Protocolo del registro corporal
Los registros corporales externos —conocidos comúnmente como cacheos— son una de las herramientas que tienen las Fuerzas y Cuerpos de Seguridad del Estado (FCSE) para garantizar la seguridad ciudadana y prevenir la comisión de delitos. Aunque pueden resultar invasivos, la legislación española establece límites y garantías con el fin de proteger la dignidad y los derechos fundamentales de las personas.
¿Qué es un registro corporal externo?
Se trata de una inspección superficial realizada por un agente a la persona y a los objetos que porta (ropa, bolsos, mochilas), con el objetivo de localizar armas, drogas, objetos peligrosos o pruebas relacionadas con un delito.
No debe confundirse con los registros que implican un desnudo integral o exámenes médicos, ya que estos requieren autorización judicial y otras garantías adicionales.
Marco legal
El principal fundamento jurídico se encuentra en el artículo 20 de la Ley Orgánica 4/2015, de Protección de la Seguridad Ciudadana, que regula cuándo y cómo pueden efectuarse los registros corporales.
Además, la Instrucción 13/2018 de la Secretaría de Estado de Seguridad detalla criterios de actuación y principios de respeto a la dignidad, igualdad y no discriminación.
El Tribunal Constitucional ha avalado la constitucionalidad de estos registros, incluso si conllevan un desnudo parcial, siempre que existan indicios racionales y se respeten los principios de necesidad y proporcionalidad.
¿Cuándo se pueden realizar?
Los registros corporales solo pueden practicarse cuando existan indicios racionales de que la persona lleva objetos relacionados con una infracción o que puedan poner en riesgo la seguridad.
Algunos ejemplos:
- Controles en vía pública donde se sospeche que alguien porta un arma.
- Intervenciones policiales en las que haya riesgo para los agentes o terceros.
- Situaciones de urgencia que requieran una actuación inmediata para prevenir un delito.
¿Dónde se realizan?
- En la vía pública: cuando es una inspección superficial y no compromete la intimidad de la persona.
- En un lugar reservado: cuando el registro implica mostrar partes del cuerpo habitualmente cubiertas.

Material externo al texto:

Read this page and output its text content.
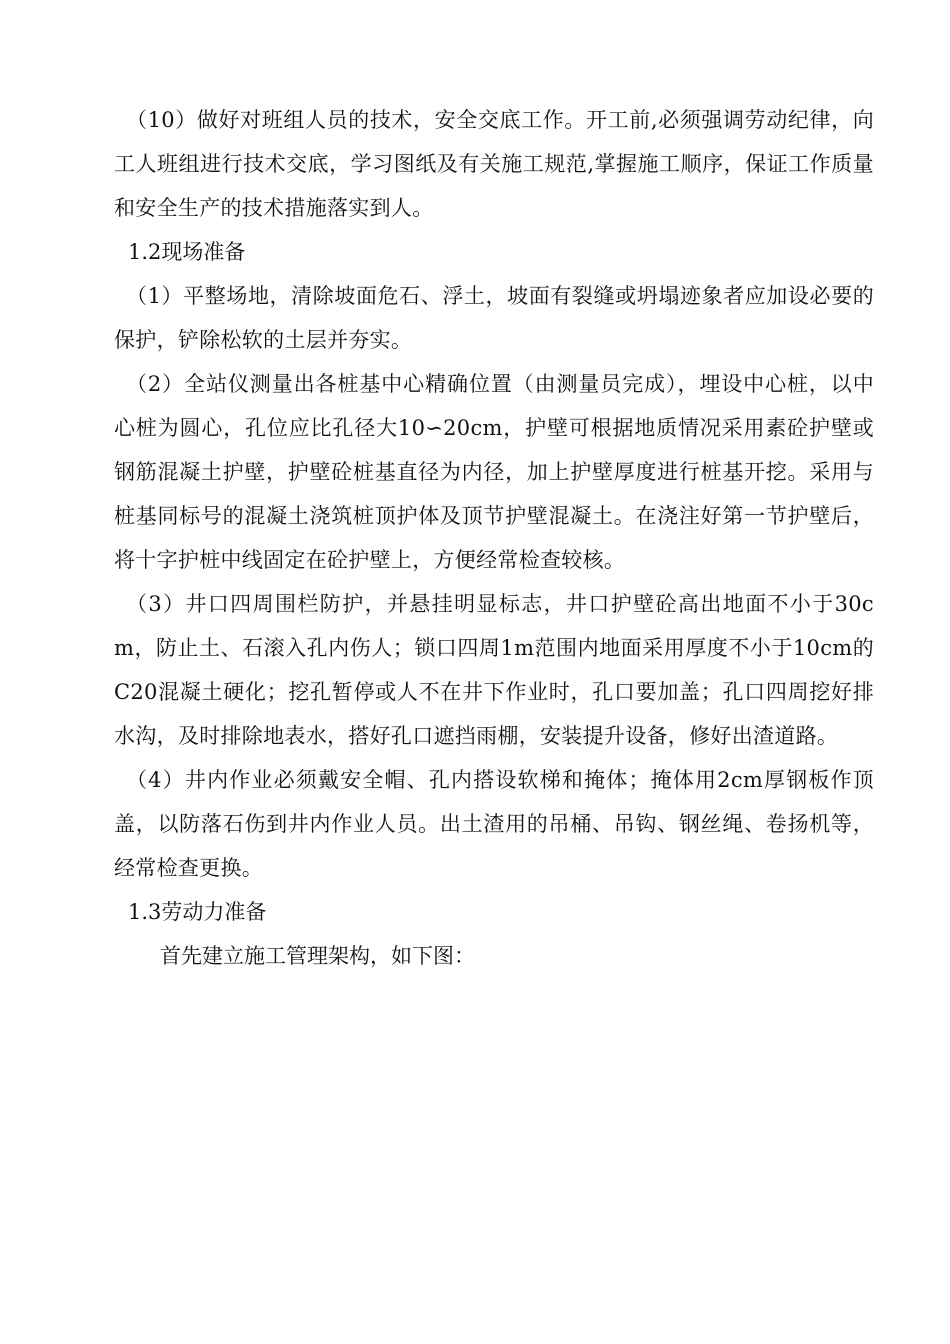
（10）做好对班组人员的技术，安全交底工作。开工前,必须强调劳动纪律，向工人班组进行技术交底，学习图纸及有关施工规范,掌握施工顺序，保证工作质量和安全生产的技术措施落实到人。

1.2现场准备

（1）平整场地，清除坡面危石、浮土，坡面有裂缝或坍塌迹象者应加设必要的保护，铲除松软的土层并夯实。

（2）全站仪测量出各桩基中心精确位置（由测量员完成），埋设中心桩，以中心桩为圆心，孔位应比孔径大10∽20cm，护壁可根据地质情况采用素砼护壁或钢筋混凝土护壁，护壁砼桩基直径为内径，加上护壁厚度进行桩基开挖。采用与桩基同标号的混凝土浇筑桩顶护体及顶节护壁混凝土。在浇注好第一节护壁后，将十字护桩中线固定在砼护壁上，方便经常检查较核。

（3）井口四周围栏防护，并悬挂明显标志，井口护壁砼高出地面不小于30cm，防止土、石滚入孔内伤人；锁口四周1m范围内地面采用厚度不小于10cm的C20混凝土硬化；挖孔暂停或人不在井下作业时，孔口要加盖；孔口四周挖好排水沟，及时排除地表水，搭好孔口遮挡雨棚，安装提升设备，修好出渣道路。

（4）井内作业必须戴安全帽、孔内搭设软梯和掩体；掩体用2cm厚钢板作顶盖，以防落石伤到井内作业人员。出土渣用的吊桶、吊钩、钢丝绳、卷扬机等，经常检查更换。

1.3劳动力准备

首先建立施工管理架构，如下图：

- Siempre con el fin de minimizar la exposición y el perjuicio para la persona afectada.
Derechos de la persona registrada
Durante un registro corporal, la persona tiene derecho a:
- Ser informada de forma clara e inmediata sobre los motivos de la actuación.
- Que el registro sea realizado por un agente del mismo sexo, salvo que exista una urgencia grave.
- Que se respete su dignidad, intimidad e integridad física.
- Que el registro cause la menor injerencia posible en su vida privada.
- Que quede constancia por escrito de la diligencia en caso necesario.
Límites y garantías
Los registros no pueden utilizarse de forma arbitraria ni discriminatoria. Deben regirse por tres principios fundamentales:
- Necesidad: solo cuando existan indicios racionales.
- Proporcionalidad: la medida debe adecuarse al riesgo o delito investigado.
- Injerencia mínima: debe realizarse del modo menos intrusivo posible.
El incumplimiento de estas garantías puede suponer la nulidad de las pruebas obtenidas y la vulneración de derechos fundamentales como la intimidad o la dignidad.
Conclusión
Los registros corporales por parte de las Fuerzas y Cuerpos de Seguridad del Estado son una herramienta legal y legítima para preservar la seguridad pública. Sin embargo, constituyen una injerencia directa en la esfera personal de los ciudadanos, lo que exige que se realicen con el máximo respeto a los derechos fundamentales, dentro de los límites de la ley y bajo criterios de proporcionalidad.
En definitiva, se trata de un delicado equilibrio entre el interés público en la prevención de delitos y la protección de la dignidad e intimidad de las personas.